La rue Porselein : une erreur linguistique devenue historique
Bien que l’histoire de cette petite ruelle pavée remonte au XIème siècle, elle n’a porté aucun nom officiel durant des siècles. Ce n’est qu’en 1850 qu’apparaît la dénomination « Porseleynstraat » qui résulterait d’une confusion linguistique surprenante. En réalité, l’hypothèse la plus admise lie ce nom au pourpier (postelein), une plante comestible qui poussait autrefois abondamment à cet endroit. Pourtant, en 1850, les plaques bilingues traduisent le terme en « rue de la Porcelaine », un nom incongru qui a fini par s’imposer malgré son absence de lien avec l’art de la céramique.

Sur le plan architectural, la rue Porselein forme un cadre urbain unique, inscrit sur la liste de sauvegarde locale, composé de bâtiments en briques et de façades traditionnelles belges qui reflètent le passé artisanal d’Anderlecht. Bien que la démolition de deux propriétés à l’angle du parvis en 1930 ait laissé place à un parking, la rue conserve son échelle humaine et son atmosphère ancestrale, invitant les passants à marcher sur les traces des chanoines et de l’humanisme.
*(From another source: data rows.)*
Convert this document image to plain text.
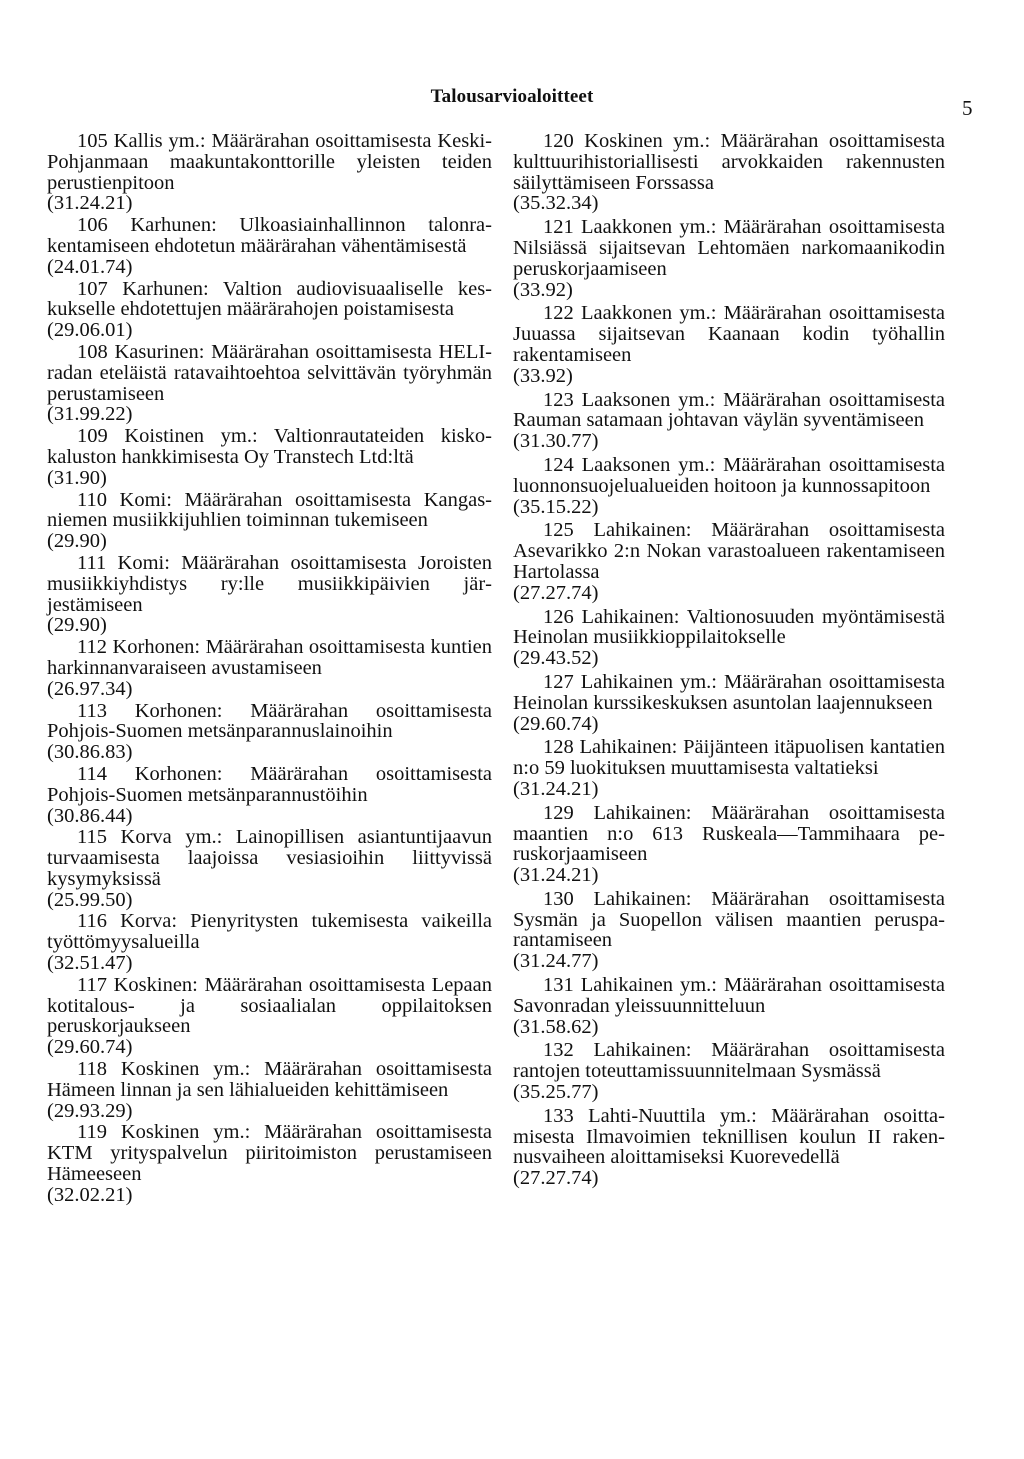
Talousarvioaloitteet	5

105 Kallis ym.: Määrärahan osoittamisesta Keski-Pohjanmaan maakuntakonttorille yleisten teiden perustienpitoon

(31.24.21)

106 Karhunen: Ulkoasiainhallinnon talonrakentamiseen ehdotetun määrärahan vähentämisestä

(24.01.74)

107 Karhunen: Valtion audiovisuaaliselle keskukselle ehdotettujen määrärahojen poistamisesta

(29.06.01)

108 Kasurinen: Määrärahan osoittamisesta HELI-radan eteläistä ratavaihtoehtoa selvittävän työryhmän perustamiseen

(31.99.22)

109 Koistinen ym.: Valtionrautateiden kiskokaluston hankkimisesta Oy Transtech Ltd:ltä

(31.90)

110 Komi: Määrärahan osoittamisesta Kangasniemen musiikkijuhlien toiminnan tukemiseen

(29.90)

111 Komi: Määrärahan osoittamisesta Joroisten musiikkiyhdistys ry:lle musiikkipäivien järjestämiseen

(29.90)

112 Korhonen: Määrärahan osoittamisesta kuntien harkinnanvaraiseen avustamiseen

(26.97.34)

113 Korhonen: Määrärahan osoittamisesta Pohjois-Suomen metsänparannuslainoihin

(30.86.83)

114 Korhonen: Määrärahan osoittamisesta Pohjois-Suomen metsänparannustöihin

(30.86.44)

115 Korva ym.: Lainopillisen asiantuntijaavun turvaamisesta laajoissa vesiasioihin liittyvissä kysymyksissä

(25.99.50)

116 Korva: Pienyritysten tukemisesta vaikeilla työttömyysalueilla

(32.51.47)

117 Koskinen: Määrärahan osoittamisesta Lepaan kotitalous- ja sosiaalialan oppilaitoksen peruskorjaukseen

(29.60.74)

118 Koskinen ym.: Määrärahan osoittamisesta Hämeen linnan ja sen lähialueiden kehittämiseen

(29.93.29)

119 Koskinen ym.: Määrärahan osoittamisesta KTM yrityspalvelun piiritoimiston perustamiseen Hämeeseen

(32.02.21)

120 Koskinen ym.: Määrärahan osoittamisesta kulttuurihistoriallisesti arvokkaiden rakennusten säilyttämiseen Forssassa

(35.32.34)

121 Laakkonen ym.: Määrärahan osoittamisesta Nilsiässä sijaitsevan Lehtomäen narkomaanikodin peruskorjaamiseen

(33.92)

122 Laakkonen ym.: Määrärahan osoittamisesta Juuassa sijaitsevan Kaanaan kodin työhallin rakentamiseen

(33.92)

123 Laaksonen ym.: Määrärahan osoittamisesta Rauman satamaan johtavan väylän syventämiseen

(31.30.77)

124 Laaksonen ym.: Määrärahan osoittamisesta luonnonsuojelualueiden hoitoon ja kunnossapitoon

(35.15.22)

125 Lahikainen: Määrärahan osoittamisesta Asevarikko 2:n Nokan varastoalueen rakentamiseen Hartolassa

(27.27.74)

126 Lahikainen: Valtionosuuden myöntämisestä Heinolan musiikkioppilaitokselle

(29.43.52)

127 Lahikainen ym.: Määrärahan osoittamisesta Heinolan kurssikeskuksen asuntolan laajennukseen

(29.60.74)

128 Lahikainen: Päijänteen itäpuolisen kantatien n:o 59 luokituksen muuttamisesta valtatieksi

(31.24.21)

129 Lahikainen: Määrärahan osoittamisesta maantien n:o 613 Ruskeala—Tammihaara peruskorjaamiseen

(31.24.21)

130 Lahikainen: Määrärahan osoittamisesta Sysmän ja Suopellon välisen maantien perusparantamiseen

(31.24.77)

131 Lahikainen ym.: Määrärahan osoittamisesta Savonradan yleissuunnitteluun

(31.58.62)

132 Lahikainen: Määrärahan osoittamisesta rantojen toteuttamissuunnitelmaan Sysmässä

(35.25.77)

133 Lahti-Nuuttila ym.: Määrärahan osoittamisesta Ilmavoimien teknillisen koulun II rakennusvaiheen aloittamiseksi Kuorevedellä

(27.27.74)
Couleurs et pavés : un musée à ciel ouver
Aujourd’hui, la rue Porselein s’est métamorphosée en un lieu d’exposition permanente grâce à l’initiative « Poésie-Cité » produite par « Hypothésarts ». Les façades de briques traditionnelles servent désormais de support à une interprétation libre où peintres et poètes se rencontrent, transformant cette artère piétonne en un véritable parcours artistique. Cette dimension créative s’harmonise avec l’environnement sans voitures, où les petits commerces locaux et les immeubles résidentiels créent une atmosphère à l’échelle humaine, typique des traditions artisanales d’Anderlecht.
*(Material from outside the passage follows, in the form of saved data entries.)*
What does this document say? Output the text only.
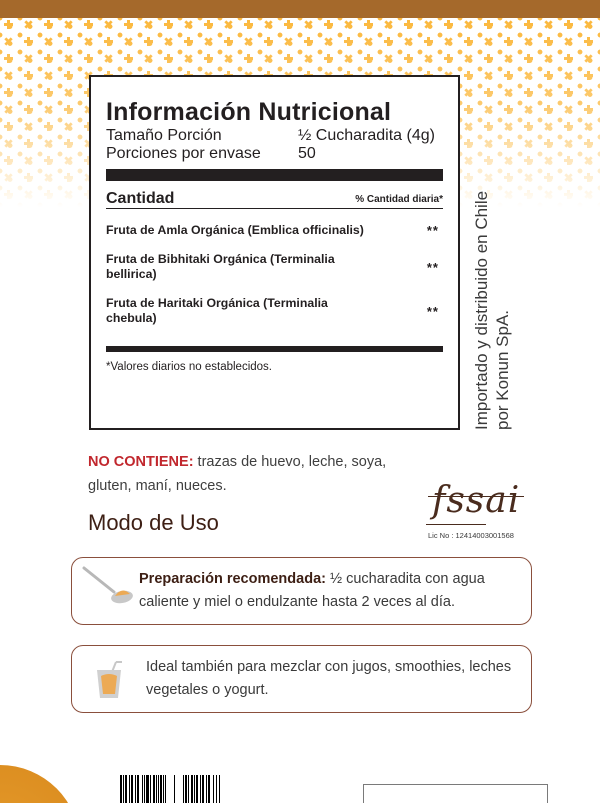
Información Nutricional
Tamaño Porción	½ Cucharadita (4g)
Porciones por envase	50
Cantidad	% Cantidad diaria*
Fruta de Amla Orgánica (Emblica officinalis)	**
Fruta de Bibhitaki Orgánica (Terminalia bellirica)	**
Fruta de Haritaki Orgánica (Terminalia chebula)	**
*Valores diarios no establecidos.	Importado y distribuido en Chile por Konun SpA.
NO CONTIENE: trazas de huevo, leche, soya, gluten, maní, nueces.
Modo de Uso
fssai
Lic No : 12414003001568
Preparación recomendada: ½ cucharadita con agua caliente y miel o endulzante hasta 2 veces al día.
Ideal también para mezclar con jugos, smoothies, leches vegetales o yogurt.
Cette immersion sensorielle se prolonge naturellement vers les trésors du noyau historique environnant. À quelques pas, le visiteur découvre le plus petit béguinage de Belgique, un site pittoresque du XIIIème siècle, ainsi que la célèbre Maison d’Érasme, superbe demeure gothique qui accueillit l’humaniste en 1521. Entre les tonalités changeantes des pierres de la collégiale Saint-Guidon et les fresques de la ruelle, le quartier offre une expérience unique où l’art urbain moderne dialogue avec le passé médiéval local.